Book Review: Radical Evolution

Heaven, Hell, Prevail & Transcend. These are the four scenarios discussed within Joel Garreau’s “Radical Evolution”. The scenarios are possibilities for our future based on the promise & peril of the emerging GRIN technologies: Genetic engineering, Robotics, Information and Nanotechnology. The author presented each scenario with very even-hand and was especially balanced in comparing both the different scenarios & the personalities advocating each. He also managed a truly rare feat, to make his opinions clear without hijacking the argument to advocate his take on the whole thing. At each of the chapter breaks there was a short synopsis, including some broad guidelines for determining which scenario is beginning to appear.

Overall, this book is exactly the kind of thoughtful and balanced review of technological change that I’d been hoping for when I bought it. You come away with a desire to learn more and a heightened awareness of technology in your own life. The author makes excellent use of both academic citations, widely-published references, statistics and anecdotal evidence. In one of the most telling signs of my enjoyment, I read the notes & suggested reading sections. Indeed my “To-Read” list has several new entries today. This is one of those bibliographies that you keep score on: Books I already own or have read = 4, Books on my To-Read List Already = 10.

What made the book so enjoyable for me, was my own reaction to it. This reaction was not surprising, given my personal & political beliefs. Neither Heaven nor Hell appealed. I was equally disturbed reading both sections. The “Heaven” scenario struck me as bland and uninspiring, almost horrifying in its reductionism. The Hell scenario, while all-too-plausible, renders humanity into a mob to be controlled, dictated to and ultimately, robbed of possible enlightenment in the name of precaution. Both mind-sets express a similar arrogance, that individuated humanity can be reduced to extreme futures of uniform salvation or damnation.

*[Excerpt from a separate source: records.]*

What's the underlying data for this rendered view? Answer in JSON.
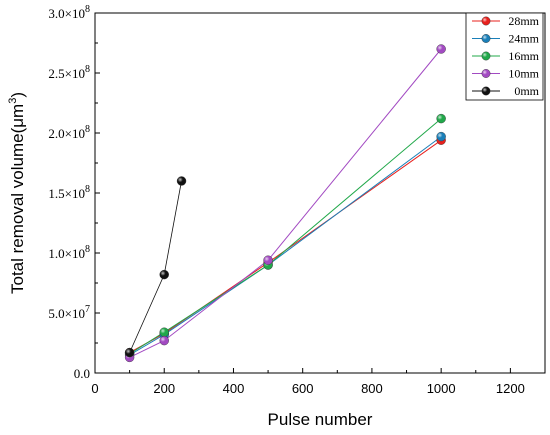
{
  "chart_data": {
    "type": "line",
    "xlabel": "Pulse number",
    "ylabel": "Total removal volume(μm",
    "ylabel_sup": "3",
    "ylabel_close": ")",
    "xlim": [
      0,
      1300
    ],
    "ylim": [
      0,
      300000000
    ],
    "x_ticks": [
      0,
      200,
      400,
      600,
      800,
      1000,
      1200
    ],
    "x_tick_labels": [
      "0",
      "200",
      "400",
      "600",
      "800",
      "1000",
      "1200"
    ],
    "y_ticks": [
      0,
      50000000,
      100000000,
      150000000,
      200000000,
      250000000,
      300000000
    ],
    "y_tick_labels": [
      {
        "mant": "0.0",
        "exp": ""
      },
      {
        "mant": "5.0×10",
        "exp": "7"
      },
      {
        "mant": "1.0×10",
        "exp": "8"
      },
      {
        "mant": "1.5×10",
        "exp": "8"
      },
      {
        "mant": "2.0×10",
        "exp": "8"
      },
      {
        "mant": "2.5×10",
        "exp": "8"
      },
      {
        "mant": "3.0×10",
        "exp": "8"
      }
    ],
    "grid": false,
    "legend_position": "top-right",
    "series": [
      {
        "name": "28mm",
        "color": "#e8201d",
        "x": [
          100,
          200,
          500,
          1000
        ],
        "y": [
          17000000,
          33000000,
          92000000,
          194000000
        ]
      },
      {
        "name": "24mm",
        "color": "#1a7fb8",
        "x": [
          100,
          200,
          500,
          1000
        ],
        "y": [
          15000000,
          32000000,
          90000000,
          197000000
        ]
      },
      {
        "name": "16mm",
        "color": "#21a84a",
        "x": [
          100,
          200,
          500,
          1000
        ],
        "y": [
          16000000,
          34000000,
          90000000,
          212000000
        ]
      },
      {
        "name": "10mm",
        "color": "#a24ac2",
        "x": [
          100,
          200,
          500,
          1000
        ],
        "y": [
          13000000,
          27000000,
          94000000,
          270000000
        ]
      },
      {
        "name": "0mm",
        "color": "#111111",
        "x": [
          100,
          200,
          250
        ],
        "y": [
          17000000,
          82000000,
          160000000
        ]
      }
    ]
  }
}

But, such extreme prophesizing reminds me of an old quote (which I believe is originally Greek), “Nothing in Excess”. In the balance between optimism & pessimism, Prevail & Transcend options are so more intuitively-reasonable to me. Both readily acknowledge the complex individuality of volitional human nature. These scenarios and their followers demonstrate a greater comfort with that which they cannot control, know or predict. And, especially appealing to me, both tie moral development to humanity’s future. In creating this future, we will be morally and ethically challenged to be better, not “just” making ourselves smarter, faster or healthier.

Both the Heaven & Hell scenarios, as presented in the book, ignore this aspect of the problem. The Heaven scenario acts as if as we become more machine such questions will cease to apply. The Hell scenario assumes humanity must be bound, restricted and held down for our own good because the consequences of bad moral judgment are too high to bear.

Needless to say, this book made me think while also being hugely entertaining. I will definitely be turning the ideas presented over in my head for some time to come.